Slade - Feel the noise
OK. Slade. Forget the tragic 1991 outing "Radio Wall Of Sound". Ignore the brilliant yet overpowering "Merry Xmas Everybody. " Try, if you can, to overlook the Reeves and Mortimer pisstake (At Home With Slade). What you are left with is unarguably the best band of the early seventies. With seventeen consecutive Top 20 records, including six number ones, Slade were indeed absolutely massive. What a lot of people don’t realise is that they were actually very good with it.
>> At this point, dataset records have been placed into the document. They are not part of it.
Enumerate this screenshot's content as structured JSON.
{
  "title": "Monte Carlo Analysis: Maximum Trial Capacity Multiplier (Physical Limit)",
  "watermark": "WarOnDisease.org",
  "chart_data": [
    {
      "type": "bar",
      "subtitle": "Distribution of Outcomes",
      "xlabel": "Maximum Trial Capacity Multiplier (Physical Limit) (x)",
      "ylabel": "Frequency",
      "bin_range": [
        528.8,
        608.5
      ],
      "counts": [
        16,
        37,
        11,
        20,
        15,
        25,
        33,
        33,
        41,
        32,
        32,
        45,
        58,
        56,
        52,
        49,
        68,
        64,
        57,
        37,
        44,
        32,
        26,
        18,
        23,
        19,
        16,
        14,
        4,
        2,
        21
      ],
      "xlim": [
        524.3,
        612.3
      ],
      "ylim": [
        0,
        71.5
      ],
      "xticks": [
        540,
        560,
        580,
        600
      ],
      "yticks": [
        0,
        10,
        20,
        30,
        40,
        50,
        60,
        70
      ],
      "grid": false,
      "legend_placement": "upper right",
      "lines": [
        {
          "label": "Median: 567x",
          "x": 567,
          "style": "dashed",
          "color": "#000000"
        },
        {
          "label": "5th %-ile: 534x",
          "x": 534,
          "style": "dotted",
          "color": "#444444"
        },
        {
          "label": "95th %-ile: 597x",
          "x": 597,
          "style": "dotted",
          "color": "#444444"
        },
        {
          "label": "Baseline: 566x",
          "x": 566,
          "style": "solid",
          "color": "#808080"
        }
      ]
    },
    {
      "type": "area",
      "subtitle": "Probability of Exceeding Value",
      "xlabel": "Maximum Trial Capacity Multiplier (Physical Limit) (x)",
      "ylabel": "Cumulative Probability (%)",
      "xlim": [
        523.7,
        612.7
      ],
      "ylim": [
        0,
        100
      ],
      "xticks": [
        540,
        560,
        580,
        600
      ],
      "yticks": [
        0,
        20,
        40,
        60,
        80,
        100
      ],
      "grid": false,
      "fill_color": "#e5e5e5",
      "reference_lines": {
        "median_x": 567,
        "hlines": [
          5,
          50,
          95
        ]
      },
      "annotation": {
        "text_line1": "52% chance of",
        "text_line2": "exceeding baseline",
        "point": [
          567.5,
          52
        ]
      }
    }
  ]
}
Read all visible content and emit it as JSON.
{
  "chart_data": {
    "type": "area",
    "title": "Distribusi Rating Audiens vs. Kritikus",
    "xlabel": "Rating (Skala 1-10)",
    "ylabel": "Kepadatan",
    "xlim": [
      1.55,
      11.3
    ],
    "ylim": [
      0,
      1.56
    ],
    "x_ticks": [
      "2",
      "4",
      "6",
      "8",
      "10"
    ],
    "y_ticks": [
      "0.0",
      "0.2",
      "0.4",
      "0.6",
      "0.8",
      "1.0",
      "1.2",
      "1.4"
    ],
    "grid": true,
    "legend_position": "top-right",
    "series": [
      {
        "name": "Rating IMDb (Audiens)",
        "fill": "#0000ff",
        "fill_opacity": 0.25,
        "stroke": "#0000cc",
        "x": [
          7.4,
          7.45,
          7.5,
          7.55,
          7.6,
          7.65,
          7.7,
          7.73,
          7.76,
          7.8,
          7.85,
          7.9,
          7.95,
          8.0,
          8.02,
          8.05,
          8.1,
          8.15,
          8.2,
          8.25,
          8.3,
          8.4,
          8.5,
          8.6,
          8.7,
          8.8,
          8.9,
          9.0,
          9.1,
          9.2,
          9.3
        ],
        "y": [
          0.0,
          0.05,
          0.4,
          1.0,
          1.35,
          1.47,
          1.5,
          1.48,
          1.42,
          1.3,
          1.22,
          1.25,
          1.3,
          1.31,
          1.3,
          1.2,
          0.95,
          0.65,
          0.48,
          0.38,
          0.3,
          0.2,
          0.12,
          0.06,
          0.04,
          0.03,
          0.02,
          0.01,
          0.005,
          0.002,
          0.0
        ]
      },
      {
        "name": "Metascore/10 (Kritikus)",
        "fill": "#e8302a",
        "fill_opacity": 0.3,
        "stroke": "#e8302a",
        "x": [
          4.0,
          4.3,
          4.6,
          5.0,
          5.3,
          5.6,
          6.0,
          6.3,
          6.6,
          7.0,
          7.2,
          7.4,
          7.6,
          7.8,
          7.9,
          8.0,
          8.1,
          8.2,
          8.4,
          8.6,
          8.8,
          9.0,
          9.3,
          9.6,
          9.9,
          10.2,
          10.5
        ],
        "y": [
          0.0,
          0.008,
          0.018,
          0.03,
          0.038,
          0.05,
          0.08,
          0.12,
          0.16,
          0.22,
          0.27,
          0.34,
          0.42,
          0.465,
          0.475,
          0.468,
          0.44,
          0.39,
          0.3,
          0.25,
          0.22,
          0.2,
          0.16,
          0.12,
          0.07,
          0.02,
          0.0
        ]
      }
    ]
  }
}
All the Brummie jokes in the world won’t take away from the fact that the high profile Noddy Holder was blessed with one of the finest rock voices Britain has ever heard, or that between him and Jim Lea they wrote post-Beatle rock anthems that may never be surpassed in terms of shoutalongability. Slade could also be startlingly soulful at times (see the 1975 hit "In For A Penny"), and it is refreshing to see that that New Man ethos was readily apparent in songs like "Bangin’ Man" and "My Friend Stan", both of which were almost banned after numerous complaints of sexual innuendo.
Although towards the end of their career they lost a bit of the fun that made them so popular and went a lot more "rawk". Oasis’ 1996 note for note cover of "Cum On Feel The Noize" is a great example of how their music has persevered for three decades (they started in ‘66). I admit that it’s cheese, but it is cheese of the very highest quality. No record collection should be without this record. Shlock rarely gleams this brightly. (7).